Monumento en homenaje a la esclava Carlota, en Triunvirato, provincia de Matanzas. (Foto: lh3.ggpht.com)
Este sábado 23 de agosto de 2014, por esas coincidencias de la historia, siento que honramos doblemente, a la simbólica esclava Carlota, de la Cuba colonial; precoz sustento de la idiosincrasia rebelde de la mujer cubana y sus conquistas.
Y es que el 23 de agosto es el Día Internacional dedicado al recuerdo de la Trata de Esclavos y de su Abolición declarado por la UNESCO, pero se conmemora aquí además, otra efeméride de importante connotación emancipatoria, el aniversario 54 de la fundación de la Federación de Mujeres Cubanas, cuyas raíces y objetivos se afincan en la propia cuna de nuestra nacionalidad y sus gestas libertarias.

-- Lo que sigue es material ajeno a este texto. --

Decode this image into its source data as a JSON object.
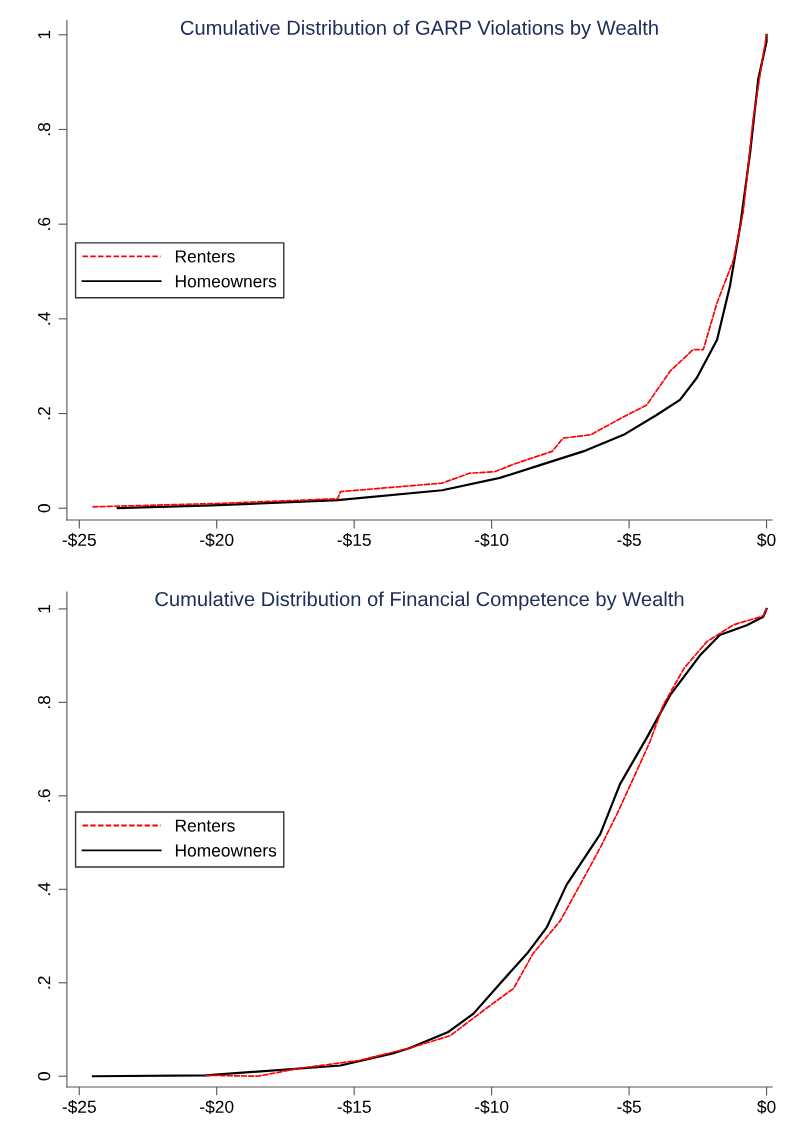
{
  "chart_data": [
    {
      "type": "line",
      "title": "Cumulative Distribution of GARP Violations by Wealth",
      "xlim": [
        -25.45,
        0.2
      ],
      "xticks": [
        {
          "value": -25,
          "label": "-$25"
        },
        {
          "value": -20,
          "label": "-$20"
        },
        {
          "value": -15,
          "label": "-$15"
        },
        {
          "value": -10,
          "label": "-$10"
        },
        {
          "value": -5,
          "label": "-$5"
        },
        {
          "value": 0,
          "label": "$0"
        }
      ],
      "ylim": [
        -0.025,
        1.03
      ],
      "yticks": [
        {
          "value": 0,
          "label": "0"
        },
        {
          "value": 0.2,
          "label": ".2"
        },
        {
          "value": 0.4,
          "label": ".4"
        },
        {
          "value": 0.6,
          "label": ".6"
        },
        {
          "value": 0.8,
          "label": ".8"
        },
        {
          "value": 1,
          "label": "1"
        }
      ],
      "grid": false,
      "legend": "left",
      "marker": "none",
      "series": [
        {
          "name": "Renters",
          "color": "#ff0000",
          "line_style": "dashed",
          "x": [
            -24.5,
            -20,
            -15.6,
            -15.5,
            -11.8,
            -10.8,
            -9.9,
            -9.1,
            -7.8,
            -7.4,
            -6.4,
            -5.3,
            -4.36,
            -3.5,
            -2.67,
            -2.3,
            -1.8,
            -1.2,
            -0.85,
            -0.49,
            -0.17,
            0
          ],
          "values": [
            0.003,
            0.01,
            0.02,
            0.035,
            0.053,
            0.074,
            0.077,
            0.095,
            0.12,
            0.148,
            0.155,
            0.19,
            0.218,
            0.29,
            0.335,
            0.335,
            0.434,
            0.525,
            0.625,
            0.82,
            0.94,
            1.0
          ]
        },
        {
          "name": "Homeowners",
          "color": "#000000",
          "line_style": "solid",
          "x": [
            -23.6,
            -20.2,
            -15.6,
            -11.8,
            -9.7,
            -8.24,
            -6.67,
            -5.2,
            -4.0,
            -3.15,
            -2.54,
            -1.8,
            -1.33,
            -0.96,
            -0.6,
            -0.3,
            0,
            0
          ],
          "values": [
            0.0,
            0.006,
            0.017,
            0.038,
            0.064,
            0.091,
            0.12,
            0.155,
            0.197,
            0.229,
            0.275,
            0.356,
            0.47,
            0.596,
            0.75,
            0.907,
            0.985,
            1.0
          ]
        }
      ]
    },
    {
      "type": "line",
      "title": "Cumulative Distribution of Financial Competence by Wealth",
      "xlim": [
        -25.45,
        0.2
      ],
      "xticks": [
        {
          "value": -25,
          "label": "-$25"
        },
        {
          "value": -20,
          "label": "-$20"
        },
        {
          "value": -15,
          "label": "-$15"
        },
        {
          "value": -10,
          "label": "-$10"
        },
        {
          "value": -5,
          "label": "-$5"
        },
        {
          "value": 0,
          "label": "$0"
        }
      ],
      "ylim": [
        -0.023,
        1.036
      ],
      "yticks": [
        {
          "value": 0,
          "label": "0"
        },
        {
          "value": 0.2,
          "label": ".2"
        },
        {
          "value": 0.4,
          "label": ".4"
        },
        {
          "value": 0.6,
          "label": ".6"
        },
        {
          "value": 0.8,
          "label": ".8"
        },
        {
          "value": 1,
          "label": "1"
        }
      ],
      "grid": false,
      "legend": "left",
      "marker": "none",
      "series": [
        {
          "name": "Renters",
          "color": "#ff0000",
          "line_style": "dashed",
          "x": [
            -20.4,
            -18.5,
            -17.0,
            -14.8,
            -13.0,
            -11.5,
            -10.2,
            -9.2,
            -8.5,
            -7.5,
            -6.78,
            -6.05,
            -5.45,
            -4.84,
            -4.24,
            -3.75,
            -3.0,
            -2.17,
            -1.2,
            -0.12,
            0
          ],
          "values": [
            0.002,
            0.0,
            0.017,
            0.034,
            0.06,
            0.087,
            0.145,
            0.188,
            0.262,
            0.333,
            0.41,
            0.489,
            0.56,
            0.638,
            0.716,
            0.795,
            0.873,
            0.93,
            0.966,
            0.985,
            1.0
          ]
        },
        {
          "name": "Homeowners",
          "color": "#000000",
          "line_style": "solid",
          "x": [
            -24.5,
            -20.4,
            -15.5,
            -13.6,
            -13.0,
            -11.6,
            -10.66,
            -9.7,
            -8.72,
            -8.0,
            -7.27,
            -6.05,
            -5.33,
            -4.36,
            -3.5,
            -2.4,
            -1.7,
            -0.72,
            -0.12,
            0
          ],
          "values": [
            0.0,
            0.002,
            0.023,
            0.049,
            0.06,
            0.094,
            0.134,
            0.198,
            0.262,
            0.318,
            0.41,
            0.518,
            0.625,
            0.724,
            0.816,
            0.902,
            0.944,
            0.965,
            0.983,
            1.0
          ]
        }
      ]
    }
  ]
}
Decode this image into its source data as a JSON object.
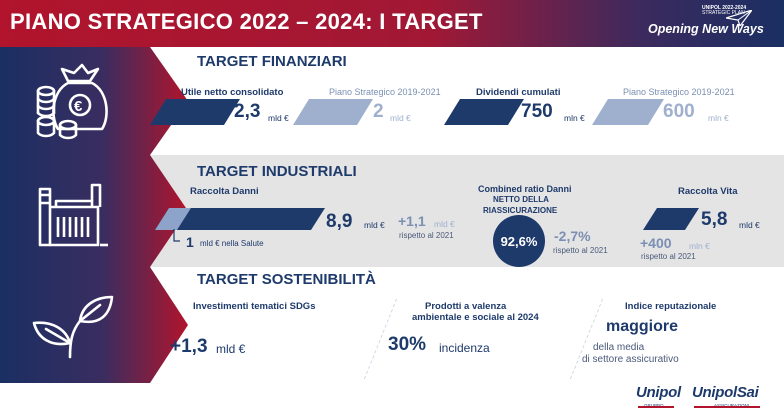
{
  "header": {
    "title": "PIANO STRATEGICO 2022 – 2024: I TARGET",
    "brand_small_1": "UNIPOL 2022-2024",
    "brand_small_2": "STRATEGIC PLAN",
    "brand_tagline": "Opening New Ways"
  },
  "finanziari": {
    "title": "TARGET FINANZIARI",
    "icon": "money-bag-icon",
    "utile_label": "Utile netto consolidato",
    "utile_value": "2,3",
    "utile_unit": "mld €",
    "utile_prev_label": "Piano Strategico 2019-2021",
    "utile_prev_value": "2",
    "utile_prev_unit": "mld €",
    "dividendi_label": "Dividendi cumulati",
    "dividendi_value": "750",
    "dividendi_unit": "mln €",
    "dividendi_prev_label": "Piano Strategico 2019-2021",
    "dividendi_prev_value": "600",
    "dividendi_prev_unit": "mln €"
  },
  "industriali": {
    "title": "TARGET INDUSTRIALI",
    "icon": "factory-icon",
    "danni_label": "Raccolta Danni",
    "danni_value": "8,9",
    "danni_unit": "mld €",
    "danni_delta": "+1,1",
    "danni_delta_unit": "mld €",
    "danni_delta_note": "rispetto al 2021",
    "salute_value": "1",
    "salute_unit": "mld € nella Salute",
    "cr_label_1": "Combined ratio Danni",
    "cr_label_2": "NETTO DELLA",
    "cr_label_3": "RIASSICURAZIONE",
    "cr_value": "92,6%",
    "cr_delta": "-2,7%",
    "cr_delta_note": "rispetto al 2021",
    "vita_label": "Raccolta Vita",
    "vita_value": "5,8",
    "vita_unit": "mld €",
    "vita_delta": "+400",
    "vita_delta_unit": "mln €",
    "vita_delta_note": "rispetto al 2021"
  },
  "sostenibilita": {
    "title": "TARGET SOSTENIBILITÀ",
    "icon": "leaf-icon",
    "inv_label": "Investimenti tematici SDGs",
    "inv_value": "+1,3",
    "inv_unit": "mld €",
    "prod_label_1": "Prodotti a valenza",
    "prod_label_2": "ambientale e sociale al 2024",
    "prod_value": "30%",
    "prod_unit": "incidenza",
    "rep_label": "Indice reputazionale",
    "rep_value": "maggiore",
    "rep_note_1": "della media",
    "rep_note_2": "di settore assicurativo"
  },
  "logos": {
    "unipol": "Unipol",
    "unipol_sub": "GRUPPO",
    "unipolsai": "UnipolSai",
    "unipolsai_sub": "ASSICURAZIONI"
  },
  "colors": {
    "navy": "#1e3a6b",
    "red": "#b1142c",
    "light_blue": "#9fb0cf"
  }
}
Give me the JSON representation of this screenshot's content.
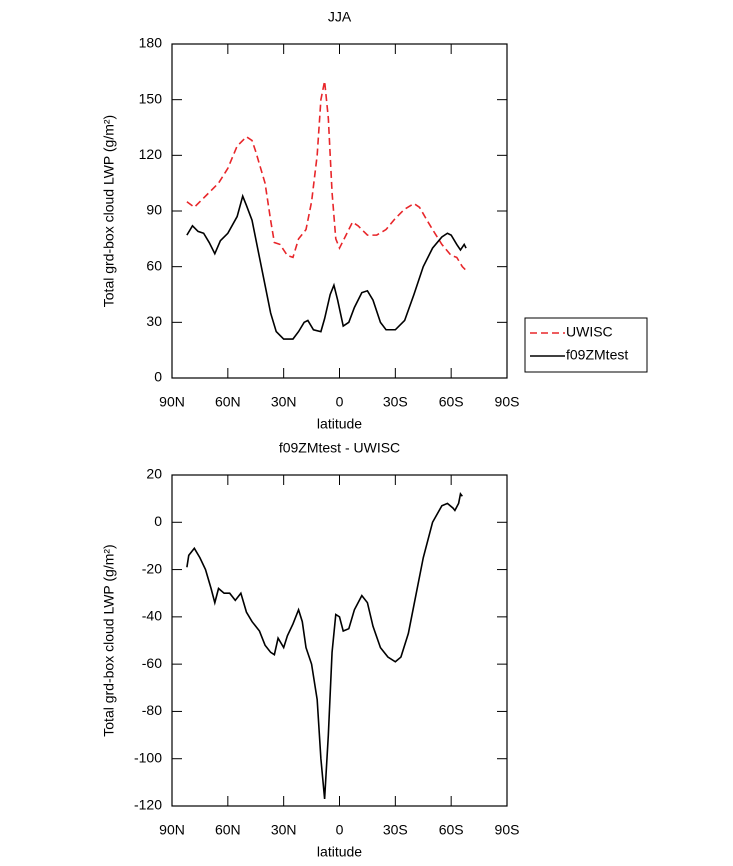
{
  "chart_data": [
    {
      "type": "line",
      "title": "JJA",
      "xlabel": "latitude",
      "ylabel": "Total grd-box cloud LWP (g/m²)",
      "xlim": [
        90,
        -90
      ],
      "xticks": [
        {
          "value": 90,
          "label": "90N"
        },
        {
          "value": 60,
          "label": "60N"
        },
        {
          "value": 30,
          "label": "30N"
        },
        0,
        {
          "value": -30,
          "label": "30S"
        },
        {
          "value": -60,
          "label": "60S"
        },
        {
          "value": -90,
          "label": "90S"
        }
      ],
      "ylim": [
        0,
        180
      ],
      "yticks": [
        0,
        30,
        60,
        90,
        120,
        150,
        180
      ],
      "legend": "outside right",
      "series": [
        {
          "name": "UWISC",
          "color": "#e8262a",
          "dash": true,
          "x": [
            82,
            78,
            75,
            70,
            65,
            60,
            55,
            50,
            47,
            45,
            40,
            37,
            35,
            32,
            28,
            25,
            22,
            18,
            15,
            12,
            10,
            8,
            6,
            4,
            2,
            0,
            -3,
            -7,
            -10,
            -15,
            -20,
            -25,
            -30,
            -35,
            -40,
            -43,
            -47,
            -50,
            -55,
            -60,
            -63,
            -66,
            -68
          ],
          "values": [
            95,
            92,
            95,
            100,
            105,
            113,
            125,
            130,
            128,
            122,
            105,
            85,
            73,
            72,
            66,
            65,
            75,
            80,
            95,
            120,
            150,
            160,
            140,
            100,
            75,
            70,
            76,
            84,
            82,
            77,
            77,
            80,
            86,
            91,
            94,
            92,
            85,
            80,
            72,
            66,
            65,
            60,
            58
          ]
        },
        {
          "name": "f09ZMtest",
          "color": "#000000",
          "dash": false,
          "x": [
            82,
            79,
            76,
            73,
            70,
            67,
            64,
            60,
            55,
            52,
            50,
            47,
            43,
            40,
            37,
            34,
            30,
            25,
            22,
            19,
            17,
            14,
            10,
            8,
            5,
            3,
            1,
            -2,
            -5,
            -8,
            -12,
            -15,
            -18,
            -22,
            -25,
            -30,
            -35,
            -40,
            -45,
            -50,
            -55,
            -58,
            -60,
            -63,
            -65,
            -67,
            -68
          ],
          "values": [
            77,
            82,
            79,
            78,
            73,
            67,
            74,
            78,
            87,
            98,
            93,
            85,
            65,
            50,
            35,
            25,
            21,
            21,
            25,
            30,
            31,
            26,
            25,
            32,
            45,
            50,
            42,
            28,
            30,
            38,
            46,
            47,
            42,
            30,
            26,
            26,
            31,
            45,
            60,
            70,
            76,
            78,
            77,
            72,
            69,
            72,
            70
          ]
        }
      ]
    },
    {
      "type": "line",
      "title": "f09ZMtest - UWISC",
      "xlabel": "latitude",
      "ylabel": "Total grd-box cloud LWP (g/m²)",
      "xlim": [
        90,
        -90
      ],
      "xticks": [
        {
          "value": 90,
          "label": "90N"
        },
        {
          "value": 60,
          "label": "60N"
        },
        {
          "value": 30,
          "label": "30N"
        },
        0,
        {
          "value": -30,
          "label": "30S"
        },
        {
          "value": -60,
          "label": "60S"
        },
        {
          "value": -90,
          "label": "90S"
        }
      ],
      "ylim": [
        -120,
        20
      ],
      "yticks": [
        -120,
        -100,
        -80,
        -60,
        -40,
        -20,
        0,
        20
      ],
      "color": "#000000",
      "x": [
        82,
        81,
        78,
        75,
        72,
        69,
        67,
        65,
        62,
        59,
        56,
        53,
        50,
        47,
        43,
        40,
        37,
        35,
        33,
        30,
        28,
        25,
        22,
        20,
        18,
        15,
        12,
        10,
        8,
        6,
        4,
        2,
        0,
        -2,
        -5,
        -8,
        -12,
        -15,
        -18,
        -22,
        -26,
        -30,
        -33,
        -37,
        -40,
        -45,
        -50,
        -55,
        -58,
        -61,
        -62,
        -64,
        -65,
        -66
      ],
      "values": [
        -19,
        -14,
        -11,
        -15,
        -20,
        -28,
        -34,
        -28,
        -30,
        -30,
        -33,
        -30,
        -38,
        -42,
        -46,
        -52,
        -55,
        -56,
        -49,
        -53,
        -48,
        -43,
        -37,
        -42,
        -53,
        -60,
        -75,
        -100,
        -117,
        -90,
        -55,
        -39,
        -40,
        -46,
        -45,
        -37,
        -31,
        -34,
        -44,
        -53,
        -57,
        -59,
        -57,
        -47,
        -35,
        -15,
        0,
        7,
        8,
        6,
        5,
        8,
        12,
        11
      ]
    }
  ]
}
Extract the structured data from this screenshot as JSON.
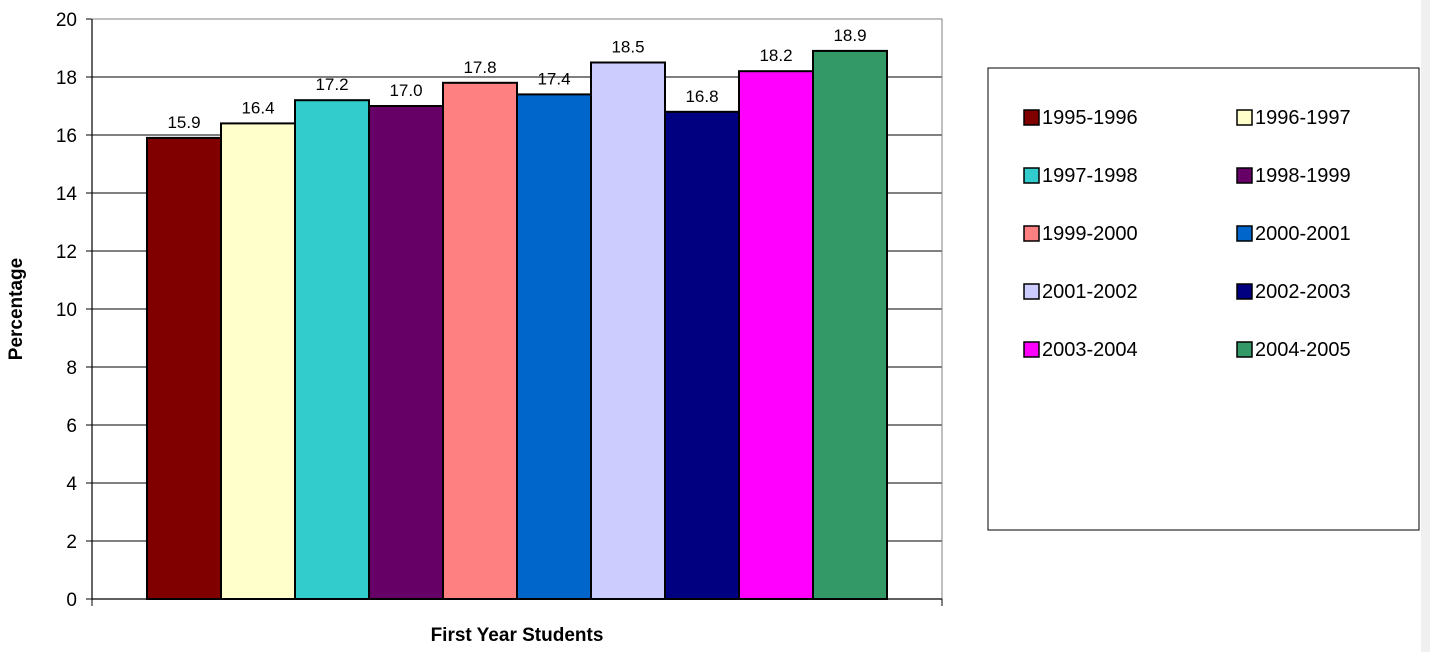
{
  "chart_data": {
    "type": "bar",
    "title": "",
    "xlabel": "First Year Students",
    "ylabel": "Percentage",
    "ylim": [
      0,
      20
    ],
    "yticks": [
      "0",
      "2",
      "4",
      "6",
      "8",
      "10",
      "12",
      "14",
      "16",
      "18",
      "20"
    ],
    "gridlines": true,
    "legend_position": "right",
    "series": [
      {
        "name": "1995-1996",
        "value": 15.9,
        "label": "15.9",
        "color": "#800000"
      },
      {
        "name": "1996-1997",
        "value": 16.4,
        "label": "16.4",
        "color": "#FFFFCC"
      },
      {
        "name": "1997-1998",
        "value": 17.2,
        "label": "17.2",
        "color": "#33CCCC"
      },
      {
        "name": "1998-1999",
        "value": 17.0,
        "label": "17.0",
        "color": "#660066"
      },
      {
        "name": "1999-2000",
        "value": 17.8,
        "label": "17.8",
        "color": "#FF8080"
      },
      {
        "name": "2000-2001",
        "value": 17.4,
        "label": "17.4",
        "color": "#0066CC"
      },
      {
        "name": "2001-2002",
        "value": 18.5,
        "label": "18.5",
        "color": "#CCCCFF"
      },
      {
        "name": "2002-2003",
        "value": 16.8,
        "label": "16.8",
        "color": "#000080"
      },
      {
        "name": "2003-2004",
        "value": 18.2,
        "label": "18.2",
        "color": "#FF00FF"
      },
      {
        "name": "2004-2005",
        "value": 18.9,
        "label": "18.9",
        "color": "#339966"
      }
    ]
  }
}
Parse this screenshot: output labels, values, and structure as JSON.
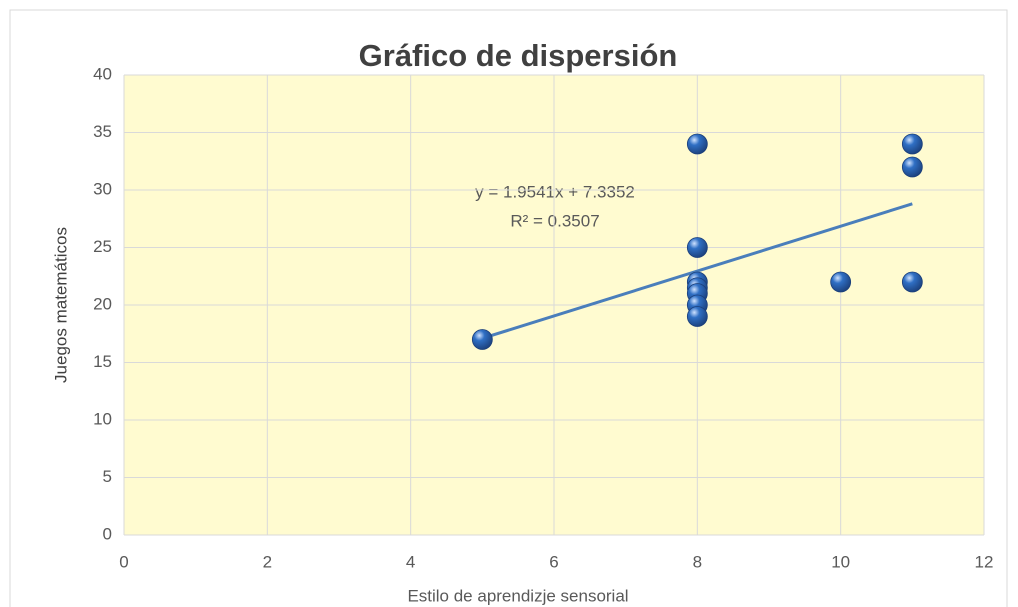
{
  "chart_data": {
    "type": "scatter",
    "title": "Gráfico de dispersión",
    "xlabel": "Estilo de aprendizje sensorial",
    "ylabel": "Juegos matemáticos",
    "annotations": [
      "y = 1.9541x + 7.3352",
      "R² = 0.3507"
    ],
    "x": [
      5,
      8,
      8,
      8,
      8,
      8,
      8,
      8,
      10,
      11,
      11,
      11
    ],
    "values": [
      17,
      34,
      25,
      22,
      21.5,
      21,
      20,
      19,
      22,
      34,
      32,
      22
    ],
    "color": "#2f6fc4",
    "trendline": {
      "x": [
        5,
        11
      ],
      "values": [
        17.1,
        28.8
      ],
      "color": "#4a7ebb"
    },
    "xlim": [
      0,
      12
    ],
    "xticks": [
      0,
      2,
      4,
      6,
      8,
      10,
      12
    ],
    "ylim": [
      0,
      40
    ],
    "yticks": [
      0,
      5,
      10,
      15,
      20,
      25,
      30,
      35,
      40
    ],
    "grid": true
  }
}
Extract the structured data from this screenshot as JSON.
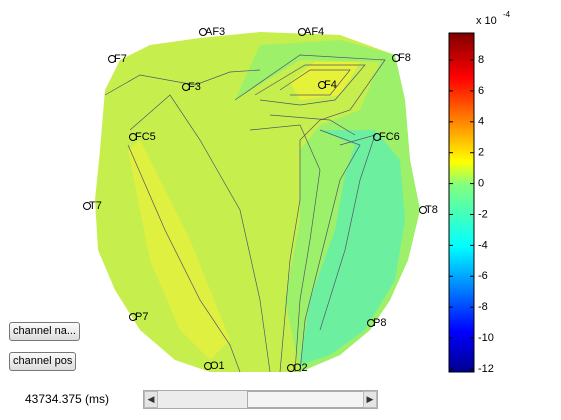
{
  "colorbar": {
    "multiplier": "x 10",
    "exponent": "-4",
    "range": [
      -12.2,
      9.75
    ],
    "ticks": [
      8,
      6,
      4,
      2,
      0,
      -2,
      -4,
      -6,
      -8,
      -10,
      -12
    ]
  },
  "channels": [
    {
      "label": "AF3"
    },
    {
      "label": "AF4"
    },
    {
      "label": "F7"
    },
    {
      "label": "F8"
    },
    {
      "label": "F3"
    },
    {
      "label": "F4"
    },
    {
      "label": "FC5"
    },
    {
      "label": "FC6"
    },
    {
      "label": "T7"
    },
    {
      "label": "T8"
    },
    {
      "label": "P7"
    },
    {
      "label": "P8"
    },
    {
      "label": "O1"
    },
    {
      "label": "O2"
    }
  ],
  "buttons": [
    "channel na...",
    "channel pos"
  ],
  "time_label": "43734.375 (ms)"
}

¿Por qué el doble homenaje a Carlota? Es que la mujer cubana de hoy no es ajena a aquella herencia de coraje y lucha de sus antecesoras por los destinos colectivos, y su propia redención. Fue Carlota una esclava de origen lucumí, sublevada el 5 de noviembre de 1843, en el ingenio Triunvirato. Ella dirigió la rebelión que logró extenderse por la provincia de occidental de Matanzas, a las dotaciones de varios ingenios y numerosos cafetales y fincas ganaderas. Carlota murió combatiendo en su intento por liberar a otros esclavos. Como homenaje a esta mujer de sangre africana, la misión internacionalista de Cuba en la República Popular de Angola fue bautizada con su nombre.
Podríamos mencionar muchos más ejemplos que relacionan el devenir histórico de la abolición, la lucha por la independencia, y la base patriótica de nuestra organización femenina que ha concedido un papel protagónico a la mujeres en la sociedad: Rosa, “la Bayamesa”, esclava negra que alcanzó grados de capitana participando activamente en las cargas al machete; Carmita Cancio, “la Negra”, colaboradora de Carlos Manuel de Céspedes que transportaba armas, alimentos y mensajes a los mambises.
Lo cierto es que el 23 de agosto, fecha de fundación de la FMC y las razones de existencia, tiene hilos tejidos en su génesis con el acontecimiento que da lugar a la efeméride del Día Internacional del Recuerdo de la Trata de Esclavos y de su Abolición, conjunción de hechos pretéritos y presentes que confirman la importancia de la evocación y transmisión de la memoria histórica de nuestro pueblo a las nuevas generaciones de cubanos y cubanas.
Compartir la historia común y a la vez diversa de la Trata de Esclavos y de su Abolición, a que nos llama la efeméride mundial de este día, autentifica también, la cada vez mayor unidad regional latinoamericana, y más allá, contribuye al necesario diálogo intercultural, al conocimiento y al respeto entre seres humanos de todas las latitudes.